At Apple's all-night iPhone launch party in Beijing, there were none of the day-long lines seen in New York, London, or Paris. According to the Financial Times, the Chinese iteration of the iPhone, which went on sale on October 30, has stirred the interest of only 11.7 of Chinese cell phone users, according to one survey.


The device is poised for relatively flat sales in the world's largest mobile market thanks to its hefty pricetag: between $880 and $1,170 USD, depending on the model, in a nation where $3,000 is the mean annual salary. China Unicom, Apple's partner there and the country's second-largest cell carrier, has chosen not to subsidize the handset as much as companies like O2 in Europe and AT&T in the U.S. Buyers will also be discouraged to find that due to a regulatory snafu, the Chinese iPhone has no WiFi.

So-called "gray market" iPhones abound, brought from Hong Kong and other adjacent countries at about half the price, further reducing the iPhone's potential buyer base. ShanghaiDaily reports that China Unicom has a sales goal of only 5 million iPhones in a nation of over 700 million cell-phone users.

Further hurting the iPhone's appeal in China is its closed-source approach to software. China Unicom will be running its own app store independent of Apple's, so all the apps that western users have come to know and love won't be available on the iPhone in China. Furthermore, as GigaOm notes, Chinese buyers are more likely to respond to open-source solutions that are more easily hacked to obviate government censorship.
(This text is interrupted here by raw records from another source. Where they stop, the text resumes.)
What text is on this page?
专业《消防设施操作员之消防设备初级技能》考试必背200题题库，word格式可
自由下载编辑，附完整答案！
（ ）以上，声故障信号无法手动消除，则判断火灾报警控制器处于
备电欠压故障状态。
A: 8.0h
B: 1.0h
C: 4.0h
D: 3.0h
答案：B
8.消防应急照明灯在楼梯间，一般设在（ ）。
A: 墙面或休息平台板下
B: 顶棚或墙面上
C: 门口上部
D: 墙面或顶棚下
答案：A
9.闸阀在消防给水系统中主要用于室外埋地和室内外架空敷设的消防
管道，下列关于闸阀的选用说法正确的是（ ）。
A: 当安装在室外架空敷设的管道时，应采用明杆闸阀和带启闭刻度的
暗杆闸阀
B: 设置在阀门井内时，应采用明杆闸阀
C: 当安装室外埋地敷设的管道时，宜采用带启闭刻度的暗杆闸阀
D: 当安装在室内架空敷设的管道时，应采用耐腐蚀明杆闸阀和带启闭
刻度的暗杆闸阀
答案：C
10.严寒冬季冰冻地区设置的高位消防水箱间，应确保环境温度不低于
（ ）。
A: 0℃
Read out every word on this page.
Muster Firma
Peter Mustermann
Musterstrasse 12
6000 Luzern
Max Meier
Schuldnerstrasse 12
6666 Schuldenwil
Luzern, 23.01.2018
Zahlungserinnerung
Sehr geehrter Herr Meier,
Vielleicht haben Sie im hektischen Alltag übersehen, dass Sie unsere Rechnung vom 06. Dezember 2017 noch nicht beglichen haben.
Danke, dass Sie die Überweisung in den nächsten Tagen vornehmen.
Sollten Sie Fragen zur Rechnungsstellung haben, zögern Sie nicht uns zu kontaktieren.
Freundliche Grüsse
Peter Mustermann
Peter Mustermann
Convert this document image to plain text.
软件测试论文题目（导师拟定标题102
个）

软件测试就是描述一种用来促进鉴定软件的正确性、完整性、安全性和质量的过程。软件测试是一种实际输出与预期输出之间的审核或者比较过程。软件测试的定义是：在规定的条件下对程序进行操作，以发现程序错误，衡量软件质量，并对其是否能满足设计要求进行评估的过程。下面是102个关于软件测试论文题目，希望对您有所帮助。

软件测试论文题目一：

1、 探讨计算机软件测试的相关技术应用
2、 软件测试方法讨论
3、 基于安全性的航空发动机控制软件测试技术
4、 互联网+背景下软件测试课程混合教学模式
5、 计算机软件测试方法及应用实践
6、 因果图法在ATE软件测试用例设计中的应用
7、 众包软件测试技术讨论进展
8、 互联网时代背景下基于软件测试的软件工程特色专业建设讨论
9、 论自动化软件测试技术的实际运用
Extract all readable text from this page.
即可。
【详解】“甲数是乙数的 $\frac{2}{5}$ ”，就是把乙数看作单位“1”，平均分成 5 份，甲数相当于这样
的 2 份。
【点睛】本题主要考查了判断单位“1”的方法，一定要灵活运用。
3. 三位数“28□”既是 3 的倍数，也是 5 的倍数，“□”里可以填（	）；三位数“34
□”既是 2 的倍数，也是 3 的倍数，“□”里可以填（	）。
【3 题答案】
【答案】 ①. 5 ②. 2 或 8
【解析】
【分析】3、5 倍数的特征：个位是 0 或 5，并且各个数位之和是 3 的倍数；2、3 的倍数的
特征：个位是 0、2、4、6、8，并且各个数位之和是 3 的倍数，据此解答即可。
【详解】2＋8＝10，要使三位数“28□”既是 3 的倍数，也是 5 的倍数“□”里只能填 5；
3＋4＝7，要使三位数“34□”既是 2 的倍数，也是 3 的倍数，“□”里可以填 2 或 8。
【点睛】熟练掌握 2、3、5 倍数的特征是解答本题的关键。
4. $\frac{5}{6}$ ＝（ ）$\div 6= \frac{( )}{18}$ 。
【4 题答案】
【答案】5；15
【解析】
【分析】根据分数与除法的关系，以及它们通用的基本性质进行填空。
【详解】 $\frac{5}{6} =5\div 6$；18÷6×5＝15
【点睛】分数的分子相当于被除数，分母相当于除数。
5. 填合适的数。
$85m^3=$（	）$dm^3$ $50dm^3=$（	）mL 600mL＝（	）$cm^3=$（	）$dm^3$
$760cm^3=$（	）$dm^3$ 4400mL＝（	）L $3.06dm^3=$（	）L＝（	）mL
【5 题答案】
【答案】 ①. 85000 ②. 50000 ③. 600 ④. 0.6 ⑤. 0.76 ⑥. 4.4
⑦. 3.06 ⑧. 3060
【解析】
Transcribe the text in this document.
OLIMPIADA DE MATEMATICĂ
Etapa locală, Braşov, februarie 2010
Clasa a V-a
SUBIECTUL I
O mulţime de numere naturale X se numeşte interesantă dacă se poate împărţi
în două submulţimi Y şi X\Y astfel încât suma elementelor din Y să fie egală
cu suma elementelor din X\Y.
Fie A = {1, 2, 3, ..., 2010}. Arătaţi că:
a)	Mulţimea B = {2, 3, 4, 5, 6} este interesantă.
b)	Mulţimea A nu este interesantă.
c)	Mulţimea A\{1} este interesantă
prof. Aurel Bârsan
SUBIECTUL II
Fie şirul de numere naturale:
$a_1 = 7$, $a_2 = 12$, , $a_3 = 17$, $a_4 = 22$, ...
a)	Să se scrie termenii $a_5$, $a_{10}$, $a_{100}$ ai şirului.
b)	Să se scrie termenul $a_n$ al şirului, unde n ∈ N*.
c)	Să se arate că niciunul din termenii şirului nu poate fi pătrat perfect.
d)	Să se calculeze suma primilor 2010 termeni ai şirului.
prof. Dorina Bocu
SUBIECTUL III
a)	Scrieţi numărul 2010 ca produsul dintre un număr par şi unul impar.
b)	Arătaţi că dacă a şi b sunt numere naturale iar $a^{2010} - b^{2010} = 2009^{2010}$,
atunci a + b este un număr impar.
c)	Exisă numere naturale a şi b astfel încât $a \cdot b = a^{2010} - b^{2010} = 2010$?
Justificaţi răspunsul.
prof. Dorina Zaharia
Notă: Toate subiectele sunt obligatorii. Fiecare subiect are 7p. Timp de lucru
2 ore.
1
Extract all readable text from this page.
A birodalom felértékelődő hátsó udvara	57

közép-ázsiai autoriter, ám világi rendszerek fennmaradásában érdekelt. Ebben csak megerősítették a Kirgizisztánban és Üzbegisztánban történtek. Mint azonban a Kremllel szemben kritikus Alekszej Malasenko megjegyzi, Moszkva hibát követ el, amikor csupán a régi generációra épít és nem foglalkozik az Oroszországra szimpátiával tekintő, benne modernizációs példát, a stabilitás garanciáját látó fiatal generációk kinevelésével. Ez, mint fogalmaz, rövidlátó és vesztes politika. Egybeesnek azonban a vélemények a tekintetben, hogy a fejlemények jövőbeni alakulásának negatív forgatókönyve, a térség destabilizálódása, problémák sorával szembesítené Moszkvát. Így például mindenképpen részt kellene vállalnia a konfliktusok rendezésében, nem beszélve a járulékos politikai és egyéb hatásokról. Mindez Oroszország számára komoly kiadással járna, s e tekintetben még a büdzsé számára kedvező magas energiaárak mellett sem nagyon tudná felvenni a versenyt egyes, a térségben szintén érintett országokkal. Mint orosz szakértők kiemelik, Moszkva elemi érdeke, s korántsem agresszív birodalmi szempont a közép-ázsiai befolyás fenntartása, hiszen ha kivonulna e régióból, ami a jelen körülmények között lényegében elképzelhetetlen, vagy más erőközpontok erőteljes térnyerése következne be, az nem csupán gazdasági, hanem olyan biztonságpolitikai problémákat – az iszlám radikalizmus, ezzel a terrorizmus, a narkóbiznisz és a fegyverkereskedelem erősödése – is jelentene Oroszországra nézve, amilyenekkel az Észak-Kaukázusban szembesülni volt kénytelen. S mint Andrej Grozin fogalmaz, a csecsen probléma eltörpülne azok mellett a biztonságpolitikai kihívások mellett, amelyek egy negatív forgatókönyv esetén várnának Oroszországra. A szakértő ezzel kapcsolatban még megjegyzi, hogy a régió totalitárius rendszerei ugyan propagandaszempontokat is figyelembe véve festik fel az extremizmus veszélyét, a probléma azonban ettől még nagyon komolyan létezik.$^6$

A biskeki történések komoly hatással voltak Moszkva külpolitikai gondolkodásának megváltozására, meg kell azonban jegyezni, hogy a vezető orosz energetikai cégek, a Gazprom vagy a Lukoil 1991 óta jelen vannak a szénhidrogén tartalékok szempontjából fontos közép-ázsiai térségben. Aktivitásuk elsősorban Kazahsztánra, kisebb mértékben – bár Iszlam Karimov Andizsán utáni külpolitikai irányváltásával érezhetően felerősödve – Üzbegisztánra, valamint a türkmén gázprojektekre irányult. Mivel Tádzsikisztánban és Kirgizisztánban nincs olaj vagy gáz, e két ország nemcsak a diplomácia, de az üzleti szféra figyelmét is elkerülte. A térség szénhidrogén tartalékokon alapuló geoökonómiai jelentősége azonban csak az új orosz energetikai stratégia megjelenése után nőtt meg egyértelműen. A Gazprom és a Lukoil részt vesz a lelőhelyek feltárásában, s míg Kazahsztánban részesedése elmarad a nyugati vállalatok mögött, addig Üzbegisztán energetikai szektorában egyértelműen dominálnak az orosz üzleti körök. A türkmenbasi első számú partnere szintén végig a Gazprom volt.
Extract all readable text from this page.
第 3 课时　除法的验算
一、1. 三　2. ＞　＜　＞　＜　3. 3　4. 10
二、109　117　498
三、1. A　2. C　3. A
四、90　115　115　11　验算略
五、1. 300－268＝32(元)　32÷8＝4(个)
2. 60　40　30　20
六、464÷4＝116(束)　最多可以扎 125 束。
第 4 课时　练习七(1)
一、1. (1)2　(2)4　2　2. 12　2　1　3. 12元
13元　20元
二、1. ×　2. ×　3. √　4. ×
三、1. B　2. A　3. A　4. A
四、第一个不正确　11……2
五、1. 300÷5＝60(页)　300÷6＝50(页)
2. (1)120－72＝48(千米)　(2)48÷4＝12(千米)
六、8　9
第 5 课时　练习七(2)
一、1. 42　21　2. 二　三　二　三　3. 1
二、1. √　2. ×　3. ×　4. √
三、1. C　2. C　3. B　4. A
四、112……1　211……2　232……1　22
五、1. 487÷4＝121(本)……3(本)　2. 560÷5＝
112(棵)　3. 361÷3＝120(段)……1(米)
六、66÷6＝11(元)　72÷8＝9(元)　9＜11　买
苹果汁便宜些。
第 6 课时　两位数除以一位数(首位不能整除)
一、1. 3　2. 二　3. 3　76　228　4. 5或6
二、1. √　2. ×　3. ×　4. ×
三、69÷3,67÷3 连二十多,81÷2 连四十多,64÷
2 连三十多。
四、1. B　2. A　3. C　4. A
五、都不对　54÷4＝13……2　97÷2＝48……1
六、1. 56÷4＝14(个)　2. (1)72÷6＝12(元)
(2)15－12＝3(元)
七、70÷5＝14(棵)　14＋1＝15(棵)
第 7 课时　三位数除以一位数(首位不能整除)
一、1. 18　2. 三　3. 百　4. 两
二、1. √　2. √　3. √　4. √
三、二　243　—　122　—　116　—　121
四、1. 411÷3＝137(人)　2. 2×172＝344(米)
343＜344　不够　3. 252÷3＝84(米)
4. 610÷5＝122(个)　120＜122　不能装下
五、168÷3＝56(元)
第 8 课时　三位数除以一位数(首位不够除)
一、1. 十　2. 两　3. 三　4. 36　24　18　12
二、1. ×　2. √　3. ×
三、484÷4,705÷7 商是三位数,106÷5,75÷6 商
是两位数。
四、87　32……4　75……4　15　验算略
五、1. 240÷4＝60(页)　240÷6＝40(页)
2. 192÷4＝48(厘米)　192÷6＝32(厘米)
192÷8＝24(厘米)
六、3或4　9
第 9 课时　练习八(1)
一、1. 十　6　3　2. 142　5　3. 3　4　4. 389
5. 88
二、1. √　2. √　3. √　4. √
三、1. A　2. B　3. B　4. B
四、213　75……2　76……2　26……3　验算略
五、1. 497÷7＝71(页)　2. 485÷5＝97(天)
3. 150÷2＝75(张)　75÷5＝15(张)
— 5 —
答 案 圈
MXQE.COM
Should Android gain traction in the East, it might help funnel much-needed development dollars into the platform. Right now, most smartphone development is focussed on the iPhone OS, which boasts about 70 million users, and only secondarily on iPhone. Since localizing for language has become easy—many iPhone developers have had bi-lingual users offer translations for free—American and European developers might bring more enthusiasm to Android development if it catches on in China, banking on a big Chinese audience for a payoff.